Low Temperature Physics: 44, 1090 (2018); https://doi.org/10.1063/1.5055857
Fizika Nizkikh Temperatur: Volume 44, Number 10 (October 2018), p. 1386-1393 ( to contents , go back )
Electric response induced by second sound in superfluid helium
Hideki Yayama1,6, Yugo Nishimura2, Hiroka Uchiyama2, Hiroshi Kawai3, Jean-Paul van Woensel1,4, and Ali G. Hafez5,6
1Faculty of Arts and Science, Kyushu University, 744 Motooka, Fukuoka 819-0395, Japan
2Department of Physics, Graduate School of Science, Kyushu University, 744 Motooka, Fukuoka 819-0395, Japan
3Department of Physics, Faculty of Science, Kyushu University, 744 Motooka, Fukuoka 819-0395, Japan
4Department of Applied Physics, Eindhoven University of Technology, 5600 MB Eindhoven, The Netherlands
5National Research Institute of Astronomy and Geophysics, Cairo, Egypt
6R&D Division, LTLab, Inc., 1-30-3 Higashi-aburayama, Jonan-ku, Fukuoka 814-0155, Japan
Received May 7, 2018, published online August 28, 2018
The electric response of superfluid helium was measured when a second sound standing wave was generated in a resonator cavity. The results were qualitatively in agreement with that of other research laboratories, but the normalized signal strength was one order of magnitude larger reflecting the difference in electrode structure. The temporal phase difference between the electric oscillation and the temperature oscillation was measured and compared with the analysis.

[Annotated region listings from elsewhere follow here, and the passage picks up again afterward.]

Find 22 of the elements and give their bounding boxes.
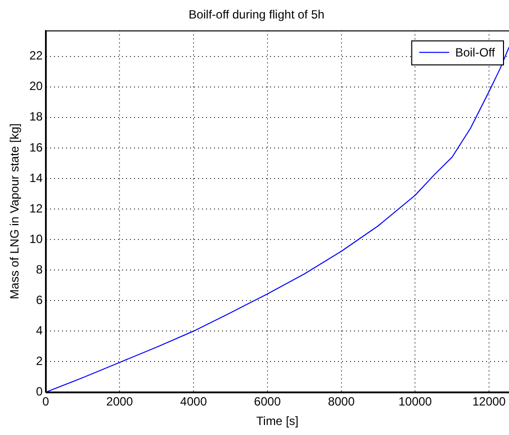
y-tick-label: 0 <box>36 384 44 399</box>
x-tick-label: 6000 <box>254 394 282 409</box>
x-tick-label: 8000 <box>328 394 355 409</box>
y-tick-label: 10 <box>29 232 44 246</box>
legend-label: Boil-Off <box>455 46 496 60</box>
x-tick-label: 10000 <box>398 394 432 409</box>
y-axis-title: Mass of LNG in Vapour state [kg] <box>8 123 22 300</box>
y-tick-label: 2 <box>36 354 44 368</box>
y-tick-label: 4 <box>36 323 44 338</box>
x-axis-title: Time [s] <box>256 414 298 428</box>
y-tick-label: 22 <box>29 48 44 63</box>
y-tick-label: 6 <box>36 292 44 307</box>
x-tick-label: 12000 <box>472 394 506 409</box>
y-tick-label: 18 <box>29 110 44 124</box>
y-tick-label: 12 <box>29 201 44 216</box>
x-tick-label: 2000 <box>106 394 134 409</box>
x-tick-label: 4000 <box>180 394 208 409</box>
y-tick-label: 8 <box>36 262 44 276</box>
y-tick-label: 14 <box>29 170 44 185</box>
y-tick-label: 20 <box>29 79 44 94</box>
chart-title: Boilf-off during flight of 5h <box>188 8 324 22</box>
y-tick-label: 16 <box>29 140 44 154</box>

The result excluded a hypothesis that the electric response was induced by the velocities of the relative motion of normal and superfluid components of liquid helium. We suggested a hypothetical explanation of the electric response based on the oscillation of chemical potential of electrons in helium at-oms. The effect of an external dc electric field was examined and no effect was observed. The heater power dependence of the temperature oscillation and the electric oscillation showed the qualitative agreement with the original experiment.
Key words: superfluid helium, second sound, resonance, electric activity, electric response.